Wahrscheinlich wehrt sich der Körper dennoch durch eine zelluläre Immunität. Diese Immunantwort könne eine zweite Infektion abschwächen, so dass eine zweite Infektion milder verlaufen würde.
Details zur B.1.1.28P1-Variante
Über diese in Japan entdeckte sowie aus Brasilien stammende Variante existieren vergleichsweise wenige Daten. Nach Angaben des RKI ist diese Mutation jedoch mit der südafrikanischen Variation vergleichbar. Derzeit gilt es als „denkbar“, dass diese Variante besser übertragen werden kann. Bedenklich erscheint im Moment, dass sich bereits Genesene vermutlich erneut mit dieser Virusmutation anstecken können. Im weltweiten Vergleich ist Brasilien eines der am stärksten von der Coronapandemie betroffenes Länder.

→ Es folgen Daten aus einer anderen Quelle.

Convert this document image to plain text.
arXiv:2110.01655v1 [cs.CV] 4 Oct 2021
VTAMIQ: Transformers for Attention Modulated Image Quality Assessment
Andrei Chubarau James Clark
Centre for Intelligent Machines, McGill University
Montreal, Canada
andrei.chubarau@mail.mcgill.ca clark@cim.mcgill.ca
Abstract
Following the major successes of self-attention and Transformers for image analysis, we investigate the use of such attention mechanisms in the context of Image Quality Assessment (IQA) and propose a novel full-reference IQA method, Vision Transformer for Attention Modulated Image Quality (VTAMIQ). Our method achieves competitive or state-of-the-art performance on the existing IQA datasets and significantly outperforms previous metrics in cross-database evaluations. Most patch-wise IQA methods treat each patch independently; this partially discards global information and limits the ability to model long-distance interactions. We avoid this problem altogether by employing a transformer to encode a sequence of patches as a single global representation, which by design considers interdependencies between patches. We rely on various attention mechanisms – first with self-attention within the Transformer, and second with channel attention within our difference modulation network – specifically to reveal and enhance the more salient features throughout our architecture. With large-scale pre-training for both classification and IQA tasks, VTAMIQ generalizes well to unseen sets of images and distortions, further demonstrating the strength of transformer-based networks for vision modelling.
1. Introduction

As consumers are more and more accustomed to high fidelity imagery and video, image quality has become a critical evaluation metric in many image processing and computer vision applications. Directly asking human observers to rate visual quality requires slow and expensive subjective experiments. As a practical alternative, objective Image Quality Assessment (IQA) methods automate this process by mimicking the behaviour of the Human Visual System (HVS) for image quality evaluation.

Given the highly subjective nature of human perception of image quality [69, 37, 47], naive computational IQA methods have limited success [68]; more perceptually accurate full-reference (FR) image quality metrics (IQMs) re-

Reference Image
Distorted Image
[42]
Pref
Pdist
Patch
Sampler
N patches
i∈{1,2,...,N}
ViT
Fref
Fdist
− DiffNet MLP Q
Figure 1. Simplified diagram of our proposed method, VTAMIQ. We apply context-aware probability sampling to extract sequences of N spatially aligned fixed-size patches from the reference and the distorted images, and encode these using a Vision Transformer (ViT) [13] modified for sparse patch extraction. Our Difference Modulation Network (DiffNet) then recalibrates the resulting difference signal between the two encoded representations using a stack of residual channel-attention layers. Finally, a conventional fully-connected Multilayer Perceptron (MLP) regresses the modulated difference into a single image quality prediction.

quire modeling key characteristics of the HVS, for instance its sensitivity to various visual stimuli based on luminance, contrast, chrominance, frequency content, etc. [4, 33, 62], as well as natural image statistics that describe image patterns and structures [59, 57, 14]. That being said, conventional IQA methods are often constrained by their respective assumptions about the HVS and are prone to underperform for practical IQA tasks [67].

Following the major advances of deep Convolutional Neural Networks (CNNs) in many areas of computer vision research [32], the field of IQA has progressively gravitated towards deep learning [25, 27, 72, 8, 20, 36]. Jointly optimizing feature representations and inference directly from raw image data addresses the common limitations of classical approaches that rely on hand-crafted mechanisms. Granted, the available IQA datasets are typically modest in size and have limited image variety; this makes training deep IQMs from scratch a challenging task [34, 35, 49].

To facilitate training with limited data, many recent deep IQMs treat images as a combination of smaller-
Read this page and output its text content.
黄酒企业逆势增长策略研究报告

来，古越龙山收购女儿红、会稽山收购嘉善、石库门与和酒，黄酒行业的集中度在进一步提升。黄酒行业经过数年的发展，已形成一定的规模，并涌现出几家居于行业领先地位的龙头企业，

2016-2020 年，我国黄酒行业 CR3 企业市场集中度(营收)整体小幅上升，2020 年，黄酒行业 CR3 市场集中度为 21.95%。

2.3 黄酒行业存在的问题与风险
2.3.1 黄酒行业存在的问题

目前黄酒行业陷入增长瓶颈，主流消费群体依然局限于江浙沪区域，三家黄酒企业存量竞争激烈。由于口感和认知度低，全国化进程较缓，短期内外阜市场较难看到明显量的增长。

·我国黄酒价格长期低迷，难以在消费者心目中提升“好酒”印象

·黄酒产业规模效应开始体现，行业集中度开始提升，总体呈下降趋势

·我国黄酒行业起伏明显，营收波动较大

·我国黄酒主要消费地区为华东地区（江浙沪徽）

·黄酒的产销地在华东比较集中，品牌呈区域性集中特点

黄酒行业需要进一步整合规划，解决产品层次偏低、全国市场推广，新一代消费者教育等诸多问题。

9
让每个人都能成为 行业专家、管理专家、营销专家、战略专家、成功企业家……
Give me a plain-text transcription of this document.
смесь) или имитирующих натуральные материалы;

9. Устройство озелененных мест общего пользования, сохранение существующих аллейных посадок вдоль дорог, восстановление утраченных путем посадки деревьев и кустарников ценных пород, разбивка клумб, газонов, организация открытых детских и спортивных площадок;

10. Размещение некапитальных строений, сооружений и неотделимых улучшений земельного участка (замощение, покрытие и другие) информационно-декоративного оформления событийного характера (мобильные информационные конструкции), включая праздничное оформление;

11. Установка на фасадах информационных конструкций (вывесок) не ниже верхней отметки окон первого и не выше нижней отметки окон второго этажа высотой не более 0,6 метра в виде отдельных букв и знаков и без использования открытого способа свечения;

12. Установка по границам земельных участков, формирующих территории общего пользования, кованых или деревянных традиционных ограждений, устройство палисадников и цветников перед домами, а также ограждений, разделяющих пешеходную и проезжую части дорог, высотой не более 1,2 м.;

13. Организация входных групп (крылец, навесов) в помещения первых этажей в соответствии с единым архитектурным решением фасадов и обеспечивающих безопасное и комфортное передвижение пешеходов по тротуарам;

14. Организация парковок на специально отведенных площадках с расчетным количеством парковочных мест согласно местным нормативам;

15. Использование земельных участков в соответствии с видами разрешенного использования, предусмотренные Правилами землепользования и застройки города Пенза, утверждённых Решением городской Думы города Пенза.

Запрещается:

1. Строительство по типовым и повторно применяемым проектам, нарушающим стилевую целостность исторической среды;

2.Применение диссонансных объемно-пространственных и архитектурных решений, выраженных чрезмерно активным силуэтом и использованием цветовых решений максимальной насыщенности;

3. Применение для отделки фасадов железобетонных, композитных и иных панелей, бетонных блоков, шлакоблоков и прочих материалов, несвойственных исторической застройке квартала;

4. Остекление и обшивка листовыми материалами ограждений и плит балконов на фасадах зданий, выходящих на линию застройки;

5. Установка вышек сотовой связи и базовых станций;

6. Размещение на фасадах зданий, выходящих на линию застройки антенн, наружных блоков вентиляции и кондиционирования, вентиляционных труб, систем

Einer Studie zufolge hatten sich bereits bis einschließlich Oktober 2020 70 Prozent aller Einwohner des Landes mit dem Virus angesteckt.
Wie stark sind die Mutationen in Deutschland verbreitet?
Belastbare Zahlen über das Auftreten der Mutationen liegen noch nicht vor. Mehrere Nachweise wurden bereits von den ersten beiden Mutationen vermeldet. Erste Ausbrüche wurden bekannt. Mittlerweile stand sogar schon ein Berliner Krankenhaus unter Quarantäne. Mehrere Verdachtsfälle bestanden in einem Kindergarten in Freiburg und im Klinikum Bayreuth.
Weil hierzulande Kontaktpersonen der Infizierten getestet werden, geben die Treffer nur wenig Aufschluss über die Verbreitung in der Gesamtbevölkerung.
Mutantenausbrüche könnten zwar zu einer größeren Anzahl an Infektionen führen. Doch bereits die alten Viren verursachten Corona-Ausbrüche in Gemeinschaftseinrichtungen.
Gibt es Prognosen für die Zukunft?
Nach der Ansicht von Forschern wurden die Mutationen vermutlich zur Weihnachtszeit nach Deutschland eingeschleppt. Aktuell sorgen Maßnahmen wie der Lockdown dafür, dass sich die Viren nicht unkontrolliert ausbreiten. Deshalb sollten Politiker aktuell bestehende Maßnahmen erst wieder lockern, wenn die Infektionszahlen so gering sind, dass Gesundheitsämter alle Kontakte wieder nachverfolgen können. Nach wie vor ist es für die nahe Zukunft wichtig, eine Herdenimmunität durch konsequente Impfungen zu erzeugen.
Aktuell kann noch nicht beurteilt werden, ob diese Herdenimmunität zu einer vollständigen Kontrolle über die Verbreitung des Virus führt. Schon jetzt ist davon auszugehen, dass diese Virusmutationen nicht die letzten sein werden. Stattdessen werden die Coronaviren zukünftig immer wieder mutieren.